The program features a screening of the 2010 documentary film The Reconstruction of Asa Carter which will take place from 6:30 p.m. to 7:30 p.m., followed by an hour-long discussion, question-and-answer session with the film’s director Marco Ricci, producer Douglas Newman and executive producer Dr. Laura Browder, who is the Tyler and Alice Haynes Professor of American Studies at the University of Richmond.

The Reconstruction of Asa Carter dramatizes the story of a white supremacist who wrote speeches for Alabama Governor George Wallace, including Wallace’s 1963 inaugural address, which included the infamous line “Segregation now, segregation tomorrow, and segregation forever”.
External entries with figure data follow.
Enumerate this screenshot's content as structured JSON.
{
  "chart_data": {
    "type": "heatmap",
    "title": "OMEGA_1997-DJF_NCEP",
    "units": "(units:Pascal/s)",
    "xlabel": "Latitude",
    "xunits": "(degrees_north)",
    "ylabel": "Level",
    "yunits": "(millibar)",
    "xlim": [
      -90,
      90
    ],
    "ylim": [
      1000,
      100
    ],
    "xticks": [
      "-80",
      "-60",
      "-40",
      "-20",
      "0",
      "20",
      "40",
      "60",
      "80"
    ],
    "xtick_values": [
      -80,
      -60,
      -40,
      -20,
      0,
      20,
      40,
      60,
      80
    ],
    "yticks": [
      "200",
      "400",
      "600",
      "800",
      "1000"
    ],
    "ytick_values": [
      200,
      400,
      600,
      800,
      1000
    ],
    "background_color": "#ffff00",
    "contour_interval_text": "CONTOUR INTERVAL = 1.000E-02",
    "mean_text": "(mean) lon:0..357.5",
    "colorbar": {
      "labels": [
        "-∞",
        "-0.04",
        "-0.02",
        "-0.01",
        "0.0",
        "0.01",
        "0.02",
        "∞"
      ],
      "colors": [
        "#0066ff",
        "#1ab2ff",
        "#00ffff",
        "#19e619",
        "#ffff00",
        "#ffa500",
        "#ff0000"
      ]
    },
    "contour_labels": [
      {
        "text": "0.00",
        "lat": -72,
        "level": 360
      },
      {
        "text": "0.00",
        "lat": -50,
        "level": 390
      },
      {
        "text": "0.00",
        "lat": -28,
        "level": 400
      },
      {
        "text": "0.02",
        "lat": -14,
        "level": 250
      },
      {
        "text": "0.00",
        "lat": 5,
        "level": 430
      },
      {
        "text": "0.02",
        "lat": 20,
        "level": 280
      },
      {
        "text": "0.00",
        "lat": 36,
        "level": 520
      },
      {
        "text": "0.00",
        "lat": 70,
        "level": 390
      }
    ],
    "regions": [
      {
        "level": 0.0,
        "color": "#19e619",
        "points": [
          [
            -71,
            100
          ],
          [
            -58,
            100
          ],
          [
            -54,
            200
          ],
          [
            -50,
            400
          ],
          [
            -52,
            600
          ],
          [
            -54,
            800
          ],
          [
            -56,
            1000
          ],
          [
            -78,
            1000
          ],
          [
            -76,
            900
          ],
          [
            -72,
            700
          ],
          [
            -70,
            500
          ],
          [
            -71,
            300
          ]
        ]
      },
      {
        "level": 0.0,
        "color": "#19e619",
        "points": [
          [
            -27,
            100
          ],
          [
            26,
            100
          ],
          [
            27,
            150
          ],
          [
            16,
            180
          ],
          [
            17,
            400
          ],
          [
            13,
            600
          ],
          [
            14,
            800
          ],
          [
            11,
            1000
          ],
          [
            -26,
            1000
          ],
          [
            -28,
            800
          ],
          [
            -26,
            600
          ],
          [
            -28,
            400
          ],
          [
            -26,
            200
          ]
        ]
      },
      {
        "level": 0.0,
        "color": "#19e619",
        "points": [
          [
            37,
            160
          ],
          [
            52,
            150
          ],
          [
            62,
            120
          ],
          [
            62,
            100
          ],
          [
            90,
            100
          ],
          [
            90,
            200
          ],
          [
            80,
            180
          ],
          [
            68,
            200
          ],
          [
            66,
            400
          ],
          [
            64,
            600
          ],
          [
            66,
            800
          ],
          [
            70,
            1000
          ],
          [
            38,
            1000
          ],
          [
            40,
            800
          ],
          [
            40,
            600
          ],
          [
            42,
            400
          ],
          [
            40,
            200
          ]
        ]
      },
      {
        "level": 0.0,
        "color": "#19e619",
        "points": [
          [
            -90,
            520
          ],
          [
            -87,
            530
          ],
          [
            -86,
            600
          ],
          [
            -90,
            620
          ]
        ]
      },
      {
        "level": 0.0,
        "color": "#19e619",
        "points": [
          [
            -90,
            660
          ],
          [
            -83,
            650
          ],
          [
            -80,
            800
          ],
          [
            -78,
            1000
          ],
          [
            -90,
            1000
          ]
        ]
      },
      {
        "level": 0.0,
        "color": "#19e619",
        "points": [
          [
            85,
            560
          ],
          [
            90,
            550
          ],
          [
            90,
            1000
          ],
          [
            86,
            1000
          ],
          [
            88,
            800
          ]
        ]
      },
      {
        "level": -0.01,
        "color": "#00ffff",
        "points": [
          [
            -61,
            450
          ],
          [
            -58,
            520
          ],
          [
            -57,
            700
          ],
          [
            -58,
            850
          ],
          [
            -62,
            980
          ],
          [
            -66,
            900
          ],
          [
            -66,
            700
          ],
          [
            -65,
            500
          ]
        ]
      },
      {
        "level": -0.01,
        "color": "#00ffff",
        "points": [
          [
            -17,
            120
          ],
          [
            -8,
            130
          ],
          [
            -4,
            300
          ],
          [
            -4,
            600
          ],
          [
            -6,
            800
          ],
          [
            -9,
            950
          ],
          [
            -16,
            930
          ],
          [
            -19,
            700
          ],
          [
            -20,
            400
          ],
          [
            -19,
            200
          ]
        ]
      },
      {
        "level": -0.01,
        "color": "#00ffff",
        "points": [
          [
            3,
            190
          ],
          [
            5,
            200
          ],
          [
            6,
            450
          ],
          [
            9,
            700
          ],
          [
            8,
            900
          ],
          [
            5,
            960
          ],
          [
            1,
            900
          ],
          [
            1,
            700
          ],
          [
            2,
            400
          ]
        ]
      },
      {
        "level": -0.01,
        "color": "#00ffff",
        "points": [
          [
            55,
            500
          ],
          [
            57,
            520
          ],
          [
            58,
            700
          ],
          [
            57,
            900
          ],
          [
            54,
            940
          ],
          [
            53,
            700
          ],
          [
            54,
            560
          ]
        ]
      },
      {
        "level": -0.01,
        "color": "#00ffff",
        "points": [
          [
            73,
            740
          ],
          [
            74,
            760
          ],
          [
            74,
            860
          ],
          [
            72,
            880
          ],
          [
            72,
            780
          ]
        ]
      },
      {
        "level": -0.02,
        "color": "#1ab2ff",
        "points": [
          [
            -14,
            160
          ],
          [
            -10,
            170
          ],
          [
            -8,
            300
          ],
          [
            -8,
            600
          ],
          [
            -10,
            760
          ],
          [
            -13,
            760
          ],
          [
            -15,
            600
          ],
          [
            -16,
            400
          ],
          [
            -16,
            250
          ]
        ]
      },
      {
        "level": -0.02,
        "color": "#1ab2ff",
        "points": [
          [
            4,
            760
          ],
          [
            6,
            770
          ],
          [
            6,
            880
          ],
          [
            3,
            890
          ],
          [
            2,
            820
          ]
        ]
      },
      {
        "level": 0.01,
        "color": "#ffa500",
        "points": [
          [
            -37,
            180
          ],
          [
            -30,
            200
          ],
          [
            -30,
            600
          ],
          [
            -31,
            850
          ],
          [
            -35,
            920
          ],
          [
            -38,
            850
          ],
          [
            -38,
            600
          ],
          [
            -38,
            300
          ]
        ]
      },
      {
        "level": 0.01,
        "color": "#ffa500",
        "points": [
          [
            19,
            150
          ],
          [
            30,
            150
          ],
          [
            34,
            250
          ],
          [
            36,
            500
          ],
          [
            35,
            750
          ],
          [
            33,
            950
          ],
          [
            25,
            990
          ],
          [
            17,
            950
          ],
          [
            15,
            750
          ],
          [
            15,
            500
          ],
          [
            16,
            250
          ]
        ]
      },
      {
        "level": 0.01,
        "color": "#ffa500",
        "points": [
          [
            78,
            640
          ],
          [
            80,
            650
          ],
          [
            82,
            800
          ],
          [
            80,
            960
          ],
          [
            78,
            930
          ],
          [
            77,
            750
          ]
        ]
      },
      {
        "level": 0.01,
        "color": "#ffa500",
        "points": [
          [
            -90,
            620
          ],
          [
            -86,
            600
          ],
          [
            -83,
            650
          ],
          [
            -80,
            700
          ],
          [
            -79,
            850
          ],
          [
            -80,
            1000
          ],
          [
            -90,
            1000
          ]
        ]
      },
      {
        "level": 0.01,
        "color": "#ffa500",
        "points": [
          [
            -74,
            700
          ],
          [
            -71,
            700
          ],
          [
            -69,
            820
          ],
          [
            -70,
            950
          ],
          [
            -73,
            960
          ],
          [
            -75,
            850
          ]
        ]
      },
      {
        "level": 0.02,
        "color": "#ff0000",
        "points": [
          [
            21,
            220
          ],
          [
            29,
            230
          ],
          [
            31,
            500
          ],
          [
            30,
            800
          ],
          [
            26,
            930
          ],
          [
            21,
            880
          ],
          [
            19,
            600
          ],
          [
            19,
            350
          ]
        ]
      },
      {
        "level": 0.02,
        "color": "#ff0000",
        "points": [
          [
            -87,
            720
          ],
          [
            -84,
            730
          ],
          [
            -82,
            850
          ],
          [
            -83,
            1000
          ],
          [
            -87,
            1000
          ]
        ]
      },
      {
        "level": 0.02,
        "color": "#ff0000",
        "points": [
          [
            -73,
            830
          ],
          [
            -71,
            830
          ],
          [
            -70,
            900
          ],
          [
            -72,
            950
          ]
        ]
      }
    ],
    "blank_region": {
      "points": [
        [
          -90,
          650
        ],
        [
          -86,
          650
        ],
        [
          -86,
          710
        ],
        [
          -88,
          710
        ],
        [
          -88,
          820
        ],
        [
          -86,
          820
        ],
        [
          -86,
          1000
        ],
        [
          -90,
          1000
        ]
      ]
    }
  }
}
Thirteen years later, Carter used the pseudonym ‘Forrest Carter’ when he published a bestselling nonfiction memoir, The Education of Little Tree (1976). The book offers a tender remembrance of the emotional and spiritual journey of a young boy (presumably the author) who is raised by his beloved Cherokee grandparents. It won the 1991 American Booksellers Association Book of the Year award and was made into a feature film in 1997.

In 1991, an article in the New York Times drew attention to the fact that the memoir was a complete hoax and its author was none other than the late Asa Carter, who died in 1979.

This unique event is being supported by a wide range of organizations within ECU and the Ada community including ECU’s Native American Studies Program, the University Honors Program, the Political Science and Legal Studies Department and the Ada Multiculturalism Committee. It is funded by ECU’s Hayes Native American Center with support from the Oklahoma Humanities Council, the National Endowment for the Humanities, and the ECU Foundation.

Both the screening and question-and-answer session are free and open to the public.